- No plans to support older Rocky Linux versions due to glibc being too old
### Package summary
This package ships the "normal" and "light" configurations of the [GrapheneOS](https://grapheneos.org) [hardened_malloc](https://github.com/GrapheneOS/hardened_malloc) project. The official README.md in the upstream project documents security properties and explains the differences between the regular and light variants.
### Usage in Rocky Linux
It is strongly reccomended to read all documentation here before deploying this package on your infrastructure.
In order to support the large amount of mappings caused by guard slabs and large allocation guard regions, the `vm.max_map_count` sysctl is increased as part of package installation to `1048576` in `/etc/sysctl.d/hardened_malloc.conf`. You'll need to run `sysctl -p /etc/sysctl.d/hardened_malloc.conf` for this change to take effect without a reboot. Incidentally, [Fedora 39 made the same change](https://fedoraproject.org/wiki/Changes/IncreaseVmMaxMapCount), so it's not an exotic configuration.

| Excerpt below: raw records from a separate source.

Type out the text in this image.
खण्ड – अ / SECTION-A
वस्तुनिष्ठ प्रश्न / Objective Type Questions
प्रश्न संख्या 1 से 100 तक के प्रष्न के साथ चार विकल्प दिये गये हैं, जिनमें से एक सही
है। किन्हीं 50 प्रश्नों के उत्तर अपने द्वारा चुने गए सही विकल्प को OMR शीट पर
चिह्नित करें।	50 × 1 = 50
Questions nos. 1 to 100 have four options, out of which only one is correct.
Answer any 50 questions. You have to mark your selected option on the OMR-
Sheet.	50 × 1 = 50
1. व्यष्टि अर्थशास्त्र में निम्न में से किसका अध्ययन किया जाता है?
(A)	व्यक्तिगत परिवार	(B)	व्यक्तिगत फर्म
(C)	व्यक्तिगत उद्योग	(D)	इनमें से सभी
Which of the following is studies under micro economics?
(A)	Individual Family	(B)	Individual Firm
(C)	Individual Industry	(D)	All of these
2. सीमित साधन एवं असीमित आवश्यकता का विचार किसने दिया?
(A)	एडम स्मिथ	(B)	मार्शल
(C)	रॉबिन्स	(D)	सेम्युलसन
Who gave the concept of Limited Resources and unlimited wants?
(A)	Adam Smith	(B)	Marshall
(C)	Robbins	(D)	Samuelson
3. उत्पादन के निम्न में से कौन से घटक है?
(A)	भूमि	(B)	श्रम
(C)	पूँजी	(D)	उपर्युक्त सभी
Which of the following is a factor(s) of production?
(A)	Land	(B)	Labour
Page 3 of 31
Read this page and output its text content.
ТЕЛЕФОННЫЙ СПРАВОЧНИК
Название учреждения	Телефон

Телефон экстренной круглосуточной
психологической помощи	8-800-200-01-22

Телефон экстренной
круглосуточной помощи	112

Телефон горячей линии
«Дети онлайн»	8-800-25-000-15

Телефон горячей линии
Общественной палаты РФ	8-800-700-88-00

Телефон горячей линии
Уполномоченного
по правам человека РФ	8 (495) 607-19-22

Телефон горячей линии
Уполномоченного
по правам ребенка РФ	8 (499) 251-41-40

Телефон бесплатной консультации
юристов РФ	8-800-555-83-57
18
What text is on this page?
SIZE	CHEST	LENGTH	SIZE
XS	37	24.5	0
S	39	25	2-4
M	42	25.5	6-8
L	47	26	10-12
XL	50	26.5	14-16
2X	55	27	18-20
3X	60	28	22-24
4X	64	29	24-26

The package ships 2 builds of `hardened_malloc`, the regular variant, which is located at `/usr/lib64/libhardened_malloc.so` and can be preloaded using the `hardened_malloc_preload.sh` script, and the light variant, which is located at `/usr/lib64/libhardened_malloc-light.so` and can be preloaded using the `hardened_malloc_light_preload.sh` script. The preload scripts add the relevant library to `LD_PRELOAD` and then load the desired binary, as shown in the following example: `hardened_malloc_preload.sh cat /proc/self/maps`.
Users may choose to set an OS-wide `LD_PRELOAD` with `hardened_malloc`. This can be done by adding the desired library, for example, `/usr/lib64/libhardened_malloc.so`, into your `/etc/ld.so.preload`. Be aware that for applications where `AT_SECURE` is set, this approach will not work.
It is suggested that if you wish to deploy `hardened_malloc` systemwide, that you deploy it in your `LD_PRELOAD` with the normal variant globally, and then for applications which are performance sensitive, or which fail with the normal variant, try them individually with the light variant using the preload script or by setting `LD_PRELOAD` within a systemd service namespace. If that does not resolve your issue, try disabling `hardened_malloc` by running the program in its own systemd service namespace.
As with all infrastructure changes, ensure you test in your staging environment extensively before deploying into production. Many packages and projects suffer from memory corruption bugs, which when running under glibc are not encountered during operation, but which `hardened_malloc` uncovers. Some applications may crash during usage, completely break, or break when running with certain configurations. Bugs in packages are typically a result of upstream project bugs, and should be reported there. In some cases these bugs are fixed in later versions in the upstream project, in which case the bug is an issue with Rocky Linux, and should be reported to Rocky Linux and its upstream distribution, so that the patch may be included.
By nature of relying on `LD_PRELOAD`, if you have EDR software on your server, it may falsely send alerts when using `hardened_malloc`. If it doesn't, your EDR is probably terrible or misconfigured.